Peggy, who lives in Iowa City, will be meeting us halfway in a Fairfield restaurant on Sunday to celebrate another day of Motherhood. Her foot in another cast, Peggy will be "gimping" into the building. Mom will be walking cautiously, giving her eyes plenty of time to adjust to the light change. We'll probably draw attention -- just like last year. And we'll probably tell some jokes and get the giggles -- just as before. And when we give Mom a gift or two, she'll probably get a little tear in her eyes.

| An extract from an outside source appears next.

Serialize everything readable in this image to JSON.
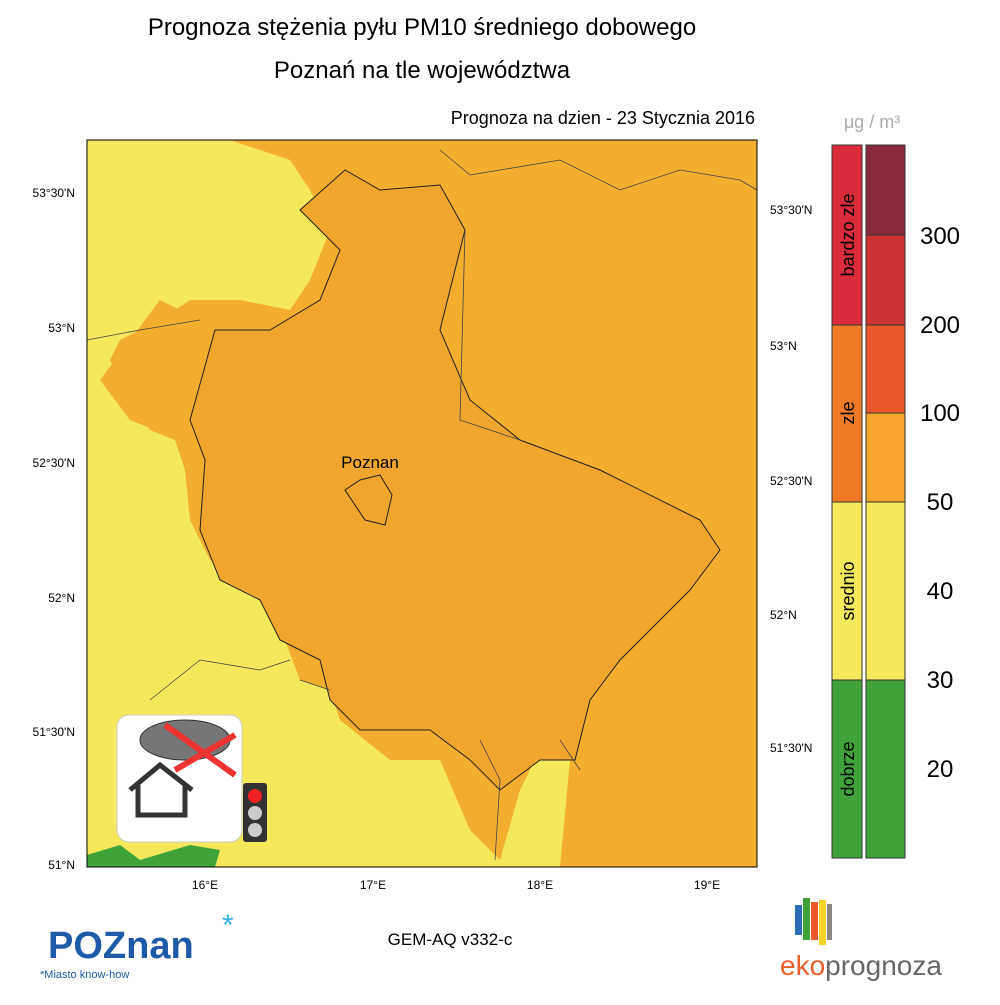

Elmer and Edith no doubt will be part of our dinner's conversation. Mom will tell the most recent antics involving the twins and their mother, a protective one that has already chased Dad in the feed lot a couple of times. But for some reason the cow hasn't bothered Mom. She seems to have that instinct that the woman in the red coveralls is there to help. The cow doesn't mind when Mom is nudged by Edith looking for that bottle with the large, red nipple on the end of it. The cow apparently knows the little animals, like Mom's own children have done so often, know where to search for some extra motherly love.
--Mike Augspurger
5-8-92
THAT WOMAN!
There she was again --- that woman! Her deep, dark tan was still lingering in the now dead cold of winter. She always attended these basketball games to join in the hoopla of the crowd. She never appeared to have a special player on the team since she cheered for all the girls, myself included. I'll never forget her face as I sat on the bench, scanning the crowd for familiar faces. Her's always had a certain glow, and sometimes our eyes would meet and I could feel a very special bond between us. Then I would see her strong hand slowly raise in a very delicate manner and she would wave to me. I in turn responded with a smile and a wave of my own --- and I would be at peace.

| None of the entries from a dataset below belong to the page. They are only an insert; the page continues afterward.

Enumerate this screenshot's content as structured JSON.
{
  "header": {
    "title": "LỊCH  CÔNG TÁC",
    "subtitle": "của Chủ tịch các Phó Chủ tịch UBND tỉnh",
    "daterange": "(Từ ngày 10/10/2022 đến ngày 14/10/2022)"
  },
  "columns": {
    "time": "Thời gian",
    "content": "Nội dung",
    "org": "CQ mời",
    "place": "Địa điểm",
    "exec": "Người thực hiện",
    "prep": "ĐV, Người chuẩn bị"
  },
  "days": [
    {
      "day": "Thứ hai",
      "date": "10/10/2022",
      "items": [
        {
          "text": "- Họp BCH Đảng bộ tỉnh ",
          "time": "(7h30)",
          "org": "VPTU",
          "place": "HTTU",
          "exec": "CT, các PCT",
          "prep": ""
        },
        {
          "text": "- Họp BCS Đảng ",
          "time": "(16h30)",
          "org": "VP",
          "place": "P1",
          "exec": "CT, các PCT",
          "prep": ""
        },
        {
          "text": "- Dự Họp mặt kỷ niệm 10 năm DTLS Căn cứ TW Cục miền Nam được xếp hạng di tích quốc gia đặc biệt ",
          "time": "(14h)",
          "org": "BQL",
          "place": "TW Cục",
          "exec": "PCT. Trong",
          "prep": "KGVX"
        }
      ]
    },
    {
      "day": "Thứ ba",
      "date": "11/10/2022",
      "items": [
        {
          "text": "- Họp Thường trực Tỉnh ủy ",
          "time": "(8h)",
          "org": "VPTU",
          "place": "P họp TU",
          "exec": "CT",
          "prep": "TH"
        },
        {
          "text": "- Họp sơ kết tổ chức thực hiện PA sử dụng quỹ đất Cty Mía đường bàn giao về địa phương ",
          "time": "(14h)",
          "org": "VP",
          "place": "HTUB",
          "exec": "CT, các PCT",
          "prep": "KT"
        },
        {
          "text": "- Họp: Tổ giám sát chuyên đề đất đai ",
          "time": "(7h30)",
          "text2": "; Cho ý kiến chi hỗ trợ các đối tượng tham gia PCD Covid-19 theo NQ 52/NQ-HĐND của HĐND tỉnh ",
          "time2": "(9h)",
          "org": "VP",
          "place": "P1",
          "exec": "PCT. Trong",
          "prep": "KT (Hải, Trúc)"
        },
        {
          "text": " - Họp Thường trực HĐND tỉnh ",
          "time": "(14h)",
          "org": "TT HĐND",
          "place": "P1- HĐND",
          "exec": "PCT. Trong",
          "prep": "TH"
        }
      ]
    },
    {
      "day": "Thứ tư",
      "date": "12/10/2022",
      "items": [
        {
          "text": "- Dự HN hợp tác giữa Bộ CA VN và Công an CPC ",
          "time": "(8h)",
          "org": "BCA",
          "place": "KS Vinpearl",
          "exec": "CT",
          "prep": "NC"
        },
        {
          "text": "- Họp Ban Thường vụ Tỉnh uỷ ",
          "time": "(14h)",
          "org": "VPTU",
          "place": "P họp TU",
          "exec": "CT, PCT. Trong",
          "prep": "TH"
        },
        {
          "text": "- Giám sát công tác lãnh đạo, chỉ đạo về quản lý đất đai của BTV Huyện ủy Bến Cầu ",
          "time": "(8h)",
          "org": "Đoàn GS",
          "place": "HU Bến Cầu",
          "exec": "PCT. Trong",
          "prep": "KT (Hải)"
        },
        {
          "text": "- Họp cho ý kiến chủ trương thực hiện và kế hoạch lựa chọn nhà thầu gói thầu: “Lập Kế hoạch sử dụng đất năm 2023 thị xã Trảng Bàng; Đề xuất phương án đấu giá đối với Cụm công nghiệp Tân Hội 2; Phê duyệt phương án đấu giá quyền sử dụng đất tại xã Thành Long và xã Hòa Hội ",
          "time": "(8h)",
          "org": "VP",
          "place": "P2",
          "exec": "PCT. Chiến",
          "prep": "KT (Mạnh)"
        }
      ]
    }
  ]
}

I couldn't begin to count the hours "that woman" sat and cheered for the teams I played on. All the girls knew her and nearly everyone called her "Mom." She became our nurse, chauffeur, cheerleader, and friend. Whatever we needed, "Mom" knew how, when, and where it could be delivered. "Mom" was an athlete herself. She could out run a few of us and easily beat all of us in arm wrestling. She farmed the land and tended to her livestock with the intensity of a forward driving through the lane to jam the basketball into the hoop.

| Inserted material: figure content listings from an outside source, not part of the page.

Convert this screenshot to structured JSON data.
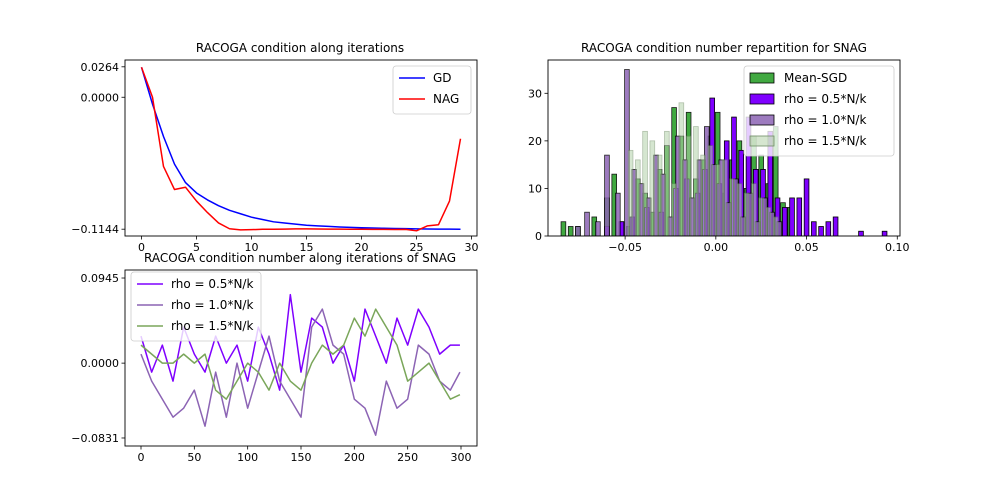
{
  "figure": {
    "background": "#ffffff"
  },
  "chart_data": [
    {
      "type": "line",
      "title": "RACOGA condition along iterations",
      "xlabel": "",
      "ylabel": "",
      "xlim": [
        -1.5,
        30.5
      ],
      "ylim": [
        -0.1203,
        0.0323
      ],
      "xticks": [
        0,
        5,
        10,
        15,
        20,
        25,
        30
      ],
      "yticks": [
        {
          "value": 0.0264,
          "label": "0.0264"
        },
        {
          "value": 0.0,
          "label": "0.0000"
        },
        {
          "value": -0.1144,
          "label": "−0.1144"
        }
      ],
      "grid": false,
      "legend_position": "top-right",
      "series": [
        {
          "name": "GD",
          "color": "#0000ff",
          "x": [
            0,
            1,
            2,
            3,
            4,
            5,
            6,
            7,
            8,
            9,
            10,
            11,
            12,
            13,
            14,
            15,
            16,
            17,
            18,
            19,
            20,
            21,
            22,
            23,
            24,
            25,
            26,
            27,
            28,
            29
          ],
          "y": [
            0.026,
            -0.006,
            -0.034,
            -0.058,
            -0.074,
            -0.083,
            -0.089,
            -0.094,
            -0.098,
            -0.101,
            -0.104,
            -0.106,
            -0.108,
            -0.109,
            -0.11,
            -0.111,
            -0.1115,
            -0.112,
            -0.1125,
            -0.1128,
            -0.1131,
            -0.1134,
            -0.1136,
            -0.1138,
            -0.1139,
            -0.1141,
            -0.1142,
            -0.1143,
            -0.1143,
            -0.1144
          ]
        },
        {
          "name": "NAG",
          "color": "#ff0000",
          "x": [
            0,
            1,
            2,
            3,
            4,
            5,
            6,
            7,
            8,
            9,
            10,
            11,
            12,
            13,
            14,
            15,
            16,
            17,
            18,
            19,
            20,
            21,
            22,
            23,
            24,
            25,
            26,
            27,
            28,
            29
          ],
          "y": [
            0.026,
            0.0,
            -0.06,
            -0.08,
            -0.078,
            -0.09,
            -0.1,
            -0.109,
            -0.114,
            -0.115,
            -0.1148,
            -0.1145,
            -0.1144,
            -0.1143,
            -0.1141,
            -0.1141,
            -0.1142,
            -0.1143,
            -0.1143,
            -0.1144,
            -0.1145,
            -0.1146,
            -0.1146,
            -0.1147,
            -0.1146,
            -0.1158,
            -0.1115,
            -0.1105,
            -0.09,
            -0.036
          ]
        }
      ]
    },
    {
      "type": "histogram",
      "title": "RACOGA condition number repartition for SNAG",
      "xlabel": "",
      "ylabel": "",
      "xlim": [
        -0.0925,
        0.1015
      ],
      "ylim": [
        0,
        37
      ],
      "xticks": [
        {
          "value": -0.05,
          "label": "−0.05"
        },
        {
          "value": 0.0,
          "label": "0.00"
        },
        {
          "value": 0.05,
          "label": "0.05"
        },
        {
          "value": 0.1,
          "label": "0.10"
        }
      ],
      "yticks": [
        0,
        10,
        20,
        30
      ],
      "grid": false,
      "legend_position": "top-right",
      "series": [
        {
          "name": "Mean-SGD",
          "color": "#2ca02c",
          "edgecolor": "#000000",
          "alpha": 0.9,
          "bin_width": 0.0026,
          "bins": [
            [
              -0.084,
              3
            ],
            [
              -0.08,
              2
            ],
            [
              -0.076,
              2
            ],
            [
              -0.067,
              4
            ],
            [
              -0.06,
              8
            ],
            [
              -0.056,
              13
            ],
            [
              -0.052,
              3
            ],
            [
              -0.048,
              2
            ],
            [
              -0.043,
              12
            ],
            [
              -0.039,
              9
            ],
            [
              -0.035,
              5
            ],
            [
              -0.031,
              14
            ],
            [
              -0.027,
              19
            ],
            [
              -0.023,
              27
            ],
            [
              -0.019,
              21
            ],
            [
              -0.015,
              26
            ],
            [
              -0.011,
              12
            ],
            [
              -0.007,
              16
            ],
            [
              -0.003,
              21
            ],
            [
              0.001,
              26
            ],
            [
              0.005,
              9
            ],
            [
              0.009,
              16
            ],
            [
              0.013,
              20
            ],
            [
              0.017,
              10
            ],
            [
              0.021,
              21
            ],
            [
              0.025,
              17
            ],
            [
              0.029,
              11
            ],
            [
              0.033,
              23
            ],
            [
              0.037,
              7
            ],
            [
              0.041,
              6
            ]
          ]
        },
        {
          "name": "rho = 0.5*N/k",
          "color": "#7f00ff",
          "edgecolor": "#000000",
          "alpha": 1.0,
          "bin_width": 0.0026,
          "bins": [
            [
              -0.06,
              2
            ],
            [
              -0.052,
              3
            ],
            [
              -0.046,
              4
            ],
            [
              -0.038,
              6
            ],
            [
              -0.03,
              5
            ],
            [
              -0.022,
              10
            ],
            [
              -0.016,
              12
            ],
            [
              -0.01,
              9
            ],
            [
              -0.006,
              14
            ],
            [
              -0.002,
              29
            ],
            [
              0.002,
              11
            ],
            [
              0.006,
              20
            ],
            [
              0.01,
              25
            ],
            [
              0.014,
              18
            ],
            [
              0.018,
              25
            ],
            [
              0.022,
              14
            ],
            [
              0.026,
              14
            ],
            [
              0.03,
              22
            ],
            [
              0.034,
              8
            ],
            [
              0.038,
              6
            ],
            [
              0.042,
              8
            ],
            [
              0.046,
              8
            ],
            [
              0.05,
              12
            ],
            [
              0.054,
              3
            ],
            [
              0.058,
              2
            ],
            [
              0.062,
              3
            ],
            [
              0.066,
              4
            ],
            [
              0.08,
              1
            ],
            [
              0.093,
              1
            ]
          ]
        },
        {
          "name": "rho = 1.0*N/k",
          "color": "#8c64b4",
          "edgecolor": "#000000",
          "alpha": 0.85,
          "bin_width": 0.0026,
          "bins": [
            [
              -0.076,
              2
            ],
            [
              -0.071,
              5
            ],
            [
              -0.065,
              3
            ],
            [
              -0.06,
              17
            ],
            [
              -0.054,
              9
            ],
            [
              -0.049,
              35
            ],
            [
              -0.045,
              14
            ],
            [
              -0.041,
              11
            ],
            [
              -0.037,
              8
            ],
            [
              -0.033,
              17
            ],
            [
              -0.029,
              13
            ],
            [
              -0.025,
              4
            ],
            [
              -0.021,
              21
            ],
            [
              -0.017,
              16
            ],
            [
              -0.013,
              8
            ],
            [
              -0.009,
              16
            ],
            [
              -0.005,
              23
            ],
            [
              -0.001,
              15
            ],
            [
              0.003,
              16
            ],
            [
              0.007,
              7
            ],
            [
              0.011,
              12
            ],
            [
              0.015,
              4
            ],
            [
              0.019,
              9
            ],
            [
              0.023,
              3
            ],
            [
              0.027,
              8
            ],
            [
              0.031,
              5
            ],
            [
              0.035,
              3
            ]
          ]
        },
        {
          "name": "rho = 1.5*N/k",
          "color": "#b4d2aa",
          "edgecolor": "#6e8c64",
          "alpha": 0.55,
          "bin_width": 0.0026,
          "bins": [
            [
              -0.047,
              18
            ],
            [
              -0.043,
              16
            ],
            [
              -0.039,
              22
            ],
            [
              -0.035,
              20
            ],
            [
              -0.031,
              17
            ],
            [
              -0.027,
              22
            ],
            [
              -0.023,
              11
            ],
            [
              -0.019,
              28
            ],
            [
              -0.015,
              21
            ],
            [
              -0.011,
              23
            ],
            [
              -0.007,
              17
            ],
            [
              -0.003,
              19
            ],
            [
              0.001,
              15
            ],
            [
              0.005,
              16
            ],
            [
              0.009,
              12
            ],
            [
              0.013,
              11
            ],
            [
              0.017,
              9
            ],
            [
              0.021,
              11
            ],
            [
              0.025,
              8
            ],
            [
              0.029,
              6
            ],
            [
              0.033,
              4
            ]
          ]
        }
      ]
    },
    {
      "type": "line",
      "title": "RACOGA condition number along iterations of SNAG",
      "xlabel": "",
      "ylabel": "",
      "xlim": [
        -15,
        315
      ],
      "ylim": [
        -0.092,
        0.1034
      ],
      "xticks": [
        0,
        50,
        100,
        150,
        200,
        250,
        300
      ],
      "yticks": [
        {
          "value": 0.0945,
          "label": "0.0945"
        },
        {
          "value": 0.0,
          "label": "0.0000"
        },
        {
          "value": -0.0831,
          "label": "−0.0831"
        }
      ],
      "grid": false,
      "legend_position": "top-left",
      "series": [
        {
          "name": "rho = 0.5*N/k",
          "color": "#7f00ff",
          "x": [
            0,
            10,
            20,
            30,
            40,
            50,
            60,
            70,
            80,
            90,
            100,
            110,
            120,
            130,
            140,
            150,
            160,
            170,
            180,
            190,
            200,
            210,
            220,
            230,
            240,
            250,
            260,
            270,
            280,
            290,
            299
          ],
          "y": [
            0.03,
            -0.01,
            0.02,
            -0.02,
            0.04,
            0.01,
            -0.01,
            0.03,
            0.0,
            0.02,
            -0.02,
            0.04,
            0.01,
            -0.03,
            0.076,
            -0.01,
            0.05,
            0.04,
            0.0,
            0.02,
            -0.02,
            0.06,
            0.03,
            0.0,
            0.05,
            0.02,
            0.06,
            0.04,
            0.01,
            0.02,
            0.02
          ]
        },
        {
          "name": "rho = 1.0*N/k",
          "color": "#8c64b4",
          "x": [
            0,
            10,
            20,
            30,
            40,
            50,
            60,
            70,
            80,
            90,
            100,
            110,
            120,
            130,
            140,
            150,
            160,
            170,
            180,
            190,
            200,
            210,
            220,
            230,
            240,
            250,
            260,
            270,
            280,
            290,
            299
          ],
          "y": [
            0.01,
            -0.02,
            -0.04,
            -0.06,
            -0.05,
            -0.03,
            -0.07,
            -0.01,
            -0.06,
            0.0,
            -0.05,
            -0.01,
            0.03,
            -0.02,
            -0.04,
            -0.06,
            0.04,
            0.06,
            0.02,
            0.01,
            -0.04,
            -0.05,
            -0.08,
            -0.02,
            -0.05,
            -0.04,
            0.02,
            0.01,
            -0.02,
            -0.03,
            -0.01
          ]
        },
        {
          "name": "rho = 1.5*N/k",
          "color": "#7aa65a",
          "x": [
            0,
            10,
            20,
            30,
            40,
            50,
            60,
            70,
            80,
            90,
            100,
            110,
            120,
            130,
            140,
            150,
            160,
            170,
            180,
            190,
            200,
            210,
            220,
            230,
            240,
            250,
            260,
            270,
            280,
            290,
            299
          ],
          "y": [
            0.02,
            0.01,
            0.0,
            0.0,
            0.01,
            0.0,
            0.01,
            -0.03,
            -0.04,
            -0.02,
            0.0,
            -0.01,
            -0.03,
            0.0,
            -0.02,
            -0.03,
            0.0,
            0.02,
            0.01,
            0.02,
            0.05,
            0.03,
            0.06,
            0.04,
            0.02,
            -0.02,
            -0.01,
            0.0,
            -0.02,
            -0.04,
            -0.035
          ]
        }
      ]
    }
  ]
}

"Mom" nearly always had fun with whatever she did. She appeared contented. I discovered early in my athletic career that "Mom" never fully reached her potential as an athlete. At the age of sixteen, she was hit with the hard, cold reality that she was about to become a mom. Adulthood came suddenly. Maybe that's why athletics became so important to me. Maybe in a sense I wanted "Mom" to still feel a part of a team. Maybe we could live dreams together.
But those days are over for both of us now. After twenty years of playing or coaching, I've decided to take a break. I often think of "that woman" in the crowd, yelling her support and cheering for all that I do. She's always been there and she still is there with her glowing, tan, warm eyes, tender heart, and contagious smile. That Woman, the one in the crowd, she really is MY MOM!